1/ Have 1st dataset with data stored in SPICE for visuals which do not require latest data.
2/ Have 2nd dataset in direct query mode for visuals which require latest data.
Note : A visual can access data only from 1 dataset .
“1/ Have 1st dataset with data stored in SPICE for visuals which do not require latest data. 2/ Have 2nd dataset in direct query mode for visuals which require latest data. Note : A visual can access data only from 1 dataset .” What you’re saying is that if one dataset is in SPICE and the other is in direct query mode, the direct query dataset doesn’t fetch data from Athena to update the visuals every time the dashboard is opened. Instead, it waits for the SPICE dataset to refresh, and only during that time does the query dataset run and update the visual. Is my understanding correct?
I can add to the fourth scenario - If you observe the left most box, that says different data sources, when it is different data sources and direct join, by default Quicksight uses SPICE - (under this section - “Can a joined dataset use direct query” -Joining data - Amazon QuickSight)
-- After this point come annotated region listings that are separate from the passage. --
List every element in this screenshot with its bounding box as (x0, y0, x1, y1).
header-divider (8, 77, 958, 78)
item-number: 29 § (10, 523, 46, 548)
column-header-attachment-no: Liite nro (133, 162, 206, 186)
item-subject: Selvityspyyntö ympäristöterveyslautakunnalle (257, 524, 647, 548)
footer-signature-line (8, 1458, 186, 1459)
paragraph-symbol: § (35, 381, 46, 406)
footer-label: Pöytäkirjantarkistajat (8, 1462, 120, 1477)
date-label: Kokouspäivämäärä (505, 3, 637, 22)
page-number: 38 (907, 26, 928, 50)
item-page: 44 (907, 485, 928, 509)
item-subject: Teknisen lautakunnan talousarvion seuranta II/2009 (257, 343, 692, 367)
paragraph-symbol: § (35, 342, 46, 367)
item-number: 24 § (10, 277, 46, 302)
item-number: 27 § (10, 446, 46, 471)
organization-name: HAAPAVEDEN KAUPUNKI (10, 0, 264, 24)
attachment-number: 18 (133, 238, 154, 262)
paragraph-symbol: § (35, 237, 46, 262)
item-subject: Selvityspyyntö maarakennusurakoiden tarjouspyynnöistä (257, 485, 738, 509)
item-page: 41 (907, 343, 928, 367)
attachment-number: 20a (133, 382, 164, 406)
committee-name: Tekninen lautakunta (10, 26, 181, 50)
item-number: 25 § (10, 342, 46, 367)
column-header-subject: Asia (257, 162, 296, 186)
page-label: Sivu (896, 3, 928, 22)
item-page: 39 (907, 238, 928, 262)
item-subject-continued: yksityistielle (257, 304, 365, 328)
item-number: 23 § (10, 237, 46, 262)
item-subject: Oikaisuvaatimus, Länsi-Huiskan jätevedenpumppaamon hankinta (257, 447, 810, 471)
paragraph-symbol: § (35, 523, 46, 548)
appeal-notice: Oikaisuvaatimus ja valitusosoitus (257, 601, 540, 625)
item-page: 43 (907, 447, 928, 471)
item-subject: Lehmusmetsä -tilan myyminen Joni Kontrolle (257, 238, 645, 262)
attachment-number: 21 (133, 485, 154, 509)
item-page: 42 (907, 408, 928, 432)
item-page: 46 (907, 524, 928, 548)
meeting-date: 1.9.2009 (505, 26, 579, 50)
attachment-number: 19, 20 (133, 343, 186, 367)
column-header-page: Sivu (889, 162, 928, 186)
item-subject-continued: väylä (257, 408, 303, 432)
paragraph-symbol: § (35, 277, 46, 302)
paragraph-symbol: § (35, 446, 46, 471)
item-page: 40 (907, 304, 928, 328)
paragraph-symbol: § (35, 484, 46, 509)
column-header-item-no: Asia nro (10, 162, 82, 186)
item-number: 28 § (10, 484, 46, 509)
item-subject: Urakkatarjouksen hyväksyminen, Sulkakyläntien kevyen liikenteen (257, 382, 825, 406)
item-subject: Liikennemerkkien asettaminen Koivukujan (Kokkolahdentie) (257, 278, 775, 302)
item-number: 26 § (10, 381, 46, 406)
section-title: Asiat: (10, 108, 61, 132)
Also, please correct me @Koushik_Muthanna if I am wrong, please correct me—in the above 4th scenario, when QuickSight considers it as SPICE, we can’t perform an incremental refresh, correct? I see that the only available option is a full refresh, with a minimum frequency of hourly.
@shravya@Koushik_Muthanna I have noticed that the Direct Query dataset I am joining with the SPICE dataset isn’t refreshing or pulling updated data, even after refreshing the spice dataset.
It only updates when I remove the Direct Query dataset from the SPICE dataset and rejoin it. Once a dataset is joined to another dataset using “Add Data,” it doesn’t fetch updated records until it is removed and rejoined. Am I correct?
Hi @lalprasanth - If you are joining both data sets from same data source, better to have either direct query ( in case of real time or near real time reporting). If you are doing SPICE mode, you can set as incremental one. However if your data sets are from different sources ( like one from redshift, another from aurora). and when you do join by default the mode will be SPICE as internally QS will bring the data to SPICE and then do the joining. The details provided by @Koushik_Muthanna is really good and at present QS support the above joining approaches.
Hi @lalprasanth,
Since we have not heard back, I’ll go ahead and close out this topic. However, if you have any additional questions, feel free to create a new post in the community and link this discussion for relevant information if needed.